In this talk, I offer two complementary perspectives that revisit this assumption. First, in the offline setting, I introduce a transformation algorithm that converts outcome-supervision data into process-supervision data, and show through its analysis that, under standard coverage assumptions, outcome supervision is statistically no more difficult than process supervision. This result suggests that observed performance gaps arise from algorithmic limitations rather than fundamental statistical barriers. In addition, our results provide a finer-grained analysis of the Direct Policy Optimization (DPO) algorithm.
Second, I turn to the online setting and present provably sample-efficient algorithms that achieve strong performance guarantees using only trajectory-level feedback. At the same time, I identify sharp separations: there exist classes of MDPs in which outcome-based feedback incurs an exponential disadvantage relative to step-level supervision. These results precisely characterize when—and why—process supervision is genuinely necessary.

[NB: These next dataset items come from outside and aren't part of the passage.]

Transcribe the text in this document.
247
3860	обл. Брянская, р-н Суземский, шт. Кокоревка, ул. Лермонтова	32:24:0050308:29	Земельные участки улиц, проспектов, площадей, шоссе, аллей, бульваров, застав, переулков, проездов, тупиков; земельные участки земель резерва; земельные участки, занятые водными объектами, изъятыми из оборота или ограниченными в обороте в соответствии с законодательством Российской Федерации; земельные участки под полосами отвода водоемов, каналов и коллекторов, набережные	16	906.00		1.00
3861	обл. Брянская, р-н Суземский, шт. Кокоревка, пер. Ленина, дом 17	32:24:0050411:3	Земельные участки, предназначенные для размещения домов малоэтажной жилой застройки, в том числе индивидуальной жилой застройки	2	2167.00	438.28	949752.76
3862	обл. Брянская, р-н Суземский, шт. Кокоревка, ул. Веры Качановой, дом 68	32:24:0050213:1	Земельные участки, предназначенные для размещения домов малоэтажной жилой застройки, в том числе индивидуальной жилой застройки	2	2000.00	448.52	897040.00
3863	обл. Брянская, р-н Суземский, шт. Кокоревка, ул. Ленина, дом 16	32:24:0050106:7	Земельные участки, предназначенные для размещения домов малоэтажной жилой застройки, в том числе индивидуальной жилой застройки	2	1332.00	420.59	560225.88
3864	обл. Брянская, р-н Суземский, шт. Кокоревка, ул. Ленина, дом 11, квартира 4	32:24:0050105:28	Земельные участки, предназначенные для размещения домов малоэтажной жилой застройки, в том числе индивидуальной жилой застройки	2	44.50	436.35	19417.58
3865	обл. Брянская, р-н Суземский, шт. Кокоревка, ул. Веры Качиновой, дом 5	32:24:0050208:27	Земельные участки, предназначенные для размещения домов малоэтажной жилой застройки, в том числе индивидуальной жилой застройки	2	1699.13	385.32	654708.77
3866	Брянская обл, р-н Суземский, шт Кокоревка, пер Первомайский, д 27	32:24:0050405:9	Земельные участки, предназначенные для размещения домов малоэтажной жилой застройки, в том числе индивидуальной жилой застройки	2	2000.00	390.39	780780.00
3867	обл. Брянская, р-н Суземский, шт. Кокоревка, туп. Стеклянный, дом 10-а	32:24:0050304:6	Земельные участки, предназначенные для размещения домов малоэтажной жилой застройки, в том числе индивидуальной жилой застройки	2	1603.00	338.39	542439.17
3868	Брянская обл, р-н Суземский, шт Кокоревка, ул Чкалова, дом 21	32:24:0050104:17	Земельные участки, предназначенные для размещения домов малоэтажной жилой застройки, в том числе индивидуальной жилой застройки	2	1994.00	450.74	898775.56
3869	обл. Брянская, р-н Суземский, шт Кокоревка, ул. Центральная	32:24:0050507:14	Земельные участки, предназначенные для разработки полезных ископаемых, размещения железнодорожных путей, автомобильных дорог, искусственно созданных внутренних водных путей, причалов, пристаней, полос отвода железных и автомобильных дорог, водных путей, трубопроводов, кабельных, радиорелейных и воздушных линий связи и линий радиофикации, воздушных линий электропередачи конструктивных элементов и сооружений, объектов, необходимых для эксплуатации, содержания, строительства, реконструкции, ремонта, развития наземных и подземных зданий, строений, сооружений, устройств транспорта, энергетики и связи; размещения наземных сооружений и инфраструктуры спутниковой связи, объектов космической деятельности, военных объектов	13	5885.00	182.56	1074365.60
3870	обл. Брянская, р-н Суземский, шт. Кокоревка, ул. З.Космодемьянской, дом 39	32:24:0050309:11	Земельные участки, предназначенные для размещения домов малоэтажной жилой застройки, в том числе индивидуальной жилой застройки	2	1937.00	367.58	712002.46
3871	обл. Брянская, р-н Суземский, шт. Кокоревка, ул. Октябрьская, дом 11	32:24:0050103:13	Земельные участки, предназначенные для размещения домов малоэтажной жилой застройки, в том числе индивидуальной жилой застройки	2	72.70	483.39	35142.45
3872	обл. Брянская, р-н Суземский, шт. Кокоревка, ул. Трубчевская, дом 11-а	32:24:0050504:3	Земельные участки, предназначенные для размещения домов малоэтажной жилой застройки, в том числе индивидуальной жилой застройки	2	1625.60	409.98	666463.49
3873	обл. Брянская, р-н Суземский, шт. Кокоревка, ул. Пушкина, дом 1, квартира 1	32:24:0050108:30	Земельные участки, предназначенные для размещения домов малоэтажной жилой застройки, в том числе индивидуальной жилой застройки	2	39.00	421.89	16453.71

I conclude by outlining my broader research vision for the role of reinforcement learning in the age of large language models.
Biography:
Zeyu Jia is a final-year PhD student in the Department of Electrical Engineering and Computer Science at MIT, where he is affiliated with the Laboratory for Information and Decision Systems (LIDS). Prior to joining MIT, he received his bachelor's degree from the School of Mathematical Sciences at Peking University. His research interests include machine learning theory, with a focus on reinforcement learning, statistics, and information theory.